LOST EPIC
BY STEVE CHAGOLLAN
Back in 2009, Taschen published a lavish, limited edition of Stanley Kubrick's Napoleon: The Greatest Movie Never Made, which consisted of 10 volumes—including Kubrick's final script, notes, correspondence and more than 30,000 illustrations. It was all housed in a carved-out tome the size of a vintage suitcase and carried a $700 price tag.
Now the art book imprint has taken mercy on the more frugal-minded devotees of Kubrickania by offering a more modestly scaled package with all the same elements but at a tenth of the cost.
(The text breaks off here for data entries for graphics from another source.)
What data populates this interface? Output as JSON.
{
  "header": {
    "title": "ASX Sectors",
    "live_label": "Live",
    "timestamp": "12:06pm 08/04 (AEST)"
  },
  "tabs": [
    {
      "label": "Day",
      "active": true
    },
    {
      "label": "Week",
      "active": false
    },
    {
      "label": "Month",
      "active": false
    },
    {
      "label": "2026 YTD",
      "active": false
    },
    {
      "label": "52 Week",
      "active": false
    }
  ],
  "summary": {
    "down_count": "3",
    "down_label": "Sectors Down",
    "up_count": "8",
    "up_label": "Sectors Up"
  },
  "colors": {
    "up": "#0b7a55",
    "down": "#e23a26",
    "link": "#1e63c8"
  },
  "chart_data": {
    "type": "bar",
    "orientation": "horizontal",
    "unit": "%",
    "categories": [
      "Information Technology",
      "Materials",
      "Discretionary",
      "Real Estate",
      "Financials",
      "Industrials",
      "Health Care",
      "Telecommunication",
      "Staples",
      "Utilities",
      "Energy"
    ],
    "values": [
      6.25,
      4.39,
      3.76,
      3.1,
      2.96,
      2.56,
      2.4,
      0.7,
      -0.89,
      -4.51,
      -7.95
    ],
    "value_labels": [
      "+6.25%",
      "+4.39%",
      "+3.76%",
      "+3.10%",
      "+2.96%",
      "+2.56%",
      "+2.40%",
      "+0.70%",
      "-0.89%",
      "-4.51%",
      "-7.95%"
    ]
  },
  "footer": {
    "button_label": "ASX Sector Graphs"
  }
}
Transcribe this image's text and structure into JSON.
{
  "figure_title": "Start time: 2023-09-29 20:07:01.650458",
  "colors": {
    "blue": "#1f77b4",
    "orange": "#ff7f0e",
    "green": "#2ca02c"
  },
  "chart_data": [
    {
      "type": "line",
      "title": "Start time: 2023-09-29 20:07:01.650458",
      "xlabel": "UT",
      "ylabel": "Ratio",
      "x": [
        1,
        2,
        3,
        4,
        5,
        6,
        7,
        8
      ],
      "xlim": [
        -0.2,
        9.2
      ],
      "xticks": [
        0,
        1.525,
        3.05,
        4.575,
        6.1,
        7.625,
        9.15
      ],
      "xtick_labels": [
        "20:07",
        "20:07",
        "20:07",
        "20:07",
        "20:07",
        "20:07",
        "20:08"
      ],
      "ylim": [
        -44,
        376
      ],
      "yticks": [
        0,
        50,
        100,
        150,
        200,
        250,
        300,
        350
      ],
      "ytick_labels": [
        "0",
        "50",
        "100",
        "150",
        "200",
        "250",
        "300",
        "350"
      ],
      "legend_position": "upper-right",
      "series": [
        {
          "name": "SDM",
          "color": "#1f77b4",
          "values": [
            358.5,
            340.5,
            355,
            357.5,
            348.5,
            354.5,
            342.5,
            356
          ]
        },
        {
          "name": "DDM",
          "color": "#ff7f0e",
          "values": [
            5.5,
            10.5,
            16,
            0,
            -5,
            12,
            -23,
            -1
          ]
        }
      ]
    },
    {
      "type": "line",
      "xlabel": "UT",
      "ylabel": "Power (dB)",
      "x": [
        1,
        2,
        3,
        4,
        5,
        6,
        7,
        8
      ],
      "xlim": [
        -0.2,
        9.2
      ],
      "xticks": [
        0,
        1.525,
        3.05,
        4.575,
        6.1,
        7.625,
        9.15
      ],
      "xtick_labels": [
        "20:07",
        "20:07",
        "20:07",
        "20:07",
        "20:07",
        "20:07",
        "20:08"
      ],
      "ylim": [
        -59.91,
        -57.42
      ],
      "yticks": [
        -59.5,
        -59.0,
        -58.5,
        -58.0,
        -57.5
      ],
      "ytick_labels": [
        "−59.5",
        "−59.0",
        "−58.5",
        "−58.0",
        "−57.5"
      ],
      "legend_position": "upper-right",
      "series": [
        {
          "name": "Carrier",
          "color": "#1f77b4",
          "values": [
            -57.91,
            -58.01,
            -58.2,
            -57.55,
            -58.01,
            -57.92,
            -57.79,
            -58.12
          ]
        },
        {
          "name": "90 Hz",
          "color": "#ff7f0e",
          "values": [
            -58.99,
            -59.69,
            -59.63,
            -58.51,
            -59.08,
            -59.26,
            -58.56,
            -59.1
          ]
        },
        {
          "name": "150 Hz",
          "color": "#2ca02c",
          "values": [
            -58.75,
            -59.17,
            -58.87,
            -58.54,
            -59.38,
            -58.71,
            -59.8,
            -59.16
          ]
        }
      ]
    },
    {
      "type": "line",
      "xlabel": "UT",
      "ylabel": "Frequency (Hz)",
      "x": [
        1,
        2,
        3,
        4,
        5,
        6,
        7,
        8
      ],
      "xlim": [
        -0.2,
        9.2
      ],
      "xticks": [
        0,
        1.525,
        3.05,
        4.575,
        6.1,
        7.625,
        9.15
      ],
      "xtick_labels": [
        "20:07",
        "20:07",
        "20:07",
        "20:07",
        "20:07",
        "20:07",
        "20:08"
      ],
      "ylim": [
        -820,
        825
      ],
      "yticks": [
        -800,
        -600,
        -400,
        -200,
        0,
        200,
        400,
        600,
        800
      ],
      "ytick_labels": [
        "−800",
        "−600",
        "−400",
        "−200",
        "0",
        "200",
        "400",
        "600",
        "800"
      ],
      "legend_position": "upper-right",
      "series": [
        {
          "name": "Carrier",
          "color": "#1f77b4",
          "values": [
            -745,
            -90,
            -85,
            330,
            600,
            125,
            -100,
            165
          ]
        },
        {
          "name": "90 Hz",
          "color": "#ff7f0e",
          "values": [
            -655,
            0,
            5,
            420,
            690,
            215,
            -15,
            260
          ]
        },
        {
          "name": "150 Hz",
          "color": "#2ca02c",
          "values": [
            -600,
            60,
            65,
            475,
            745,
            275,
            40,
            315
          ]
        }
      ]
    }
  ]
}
As Jan Harlan—Kubrick's executive producer on his last four films—emphasizes, there were no half measures for the notoriously obsessive, meticulously perfectionist filmmaker. Beginning in 1967, Kubrick read almost every book on Napoleon that existed in the English language and amassed a monument of visual references that covered the period of 1769 to 1830. As Harlan points out in the book, Kubrick's "never-ending interest in observing human folly was the well-spring of nearly all his films," and thus Napoleon—a figure who lent himself to the kind of grand, sweeping epic for which Kubrick became known—"was the ideal study object."
Of course, the pathos of this absorbing chronicle lies in how close Kubrick came to making his dream project. Budgets were drawn, costumes made, locations scouted, actors approached (Oskar Werner, David Hemmings and Ian Holm were considered) and the armies of Romania and Yugoslavia were enlisted for the requisite "cast of thousands" accuracy that Kubrick demanded in his battle scenes, which he described as "vast lethal ballets."
But alas, circumstances conspired against the visionary director. Historic costume extravaganzas had gone out of vogue, and with a competing feature in the works, the ill-fated Waterloo (1970), MGM pulled out of the project, followed by the financially strapped United Artists. And yet Kubrick remained the eternal optimist.
When asked why Napoleon? Kubrick said at the time: "He was one of those rare men who move history and mold the destiny of their own times and of generations to come." One could say the same about Stanley.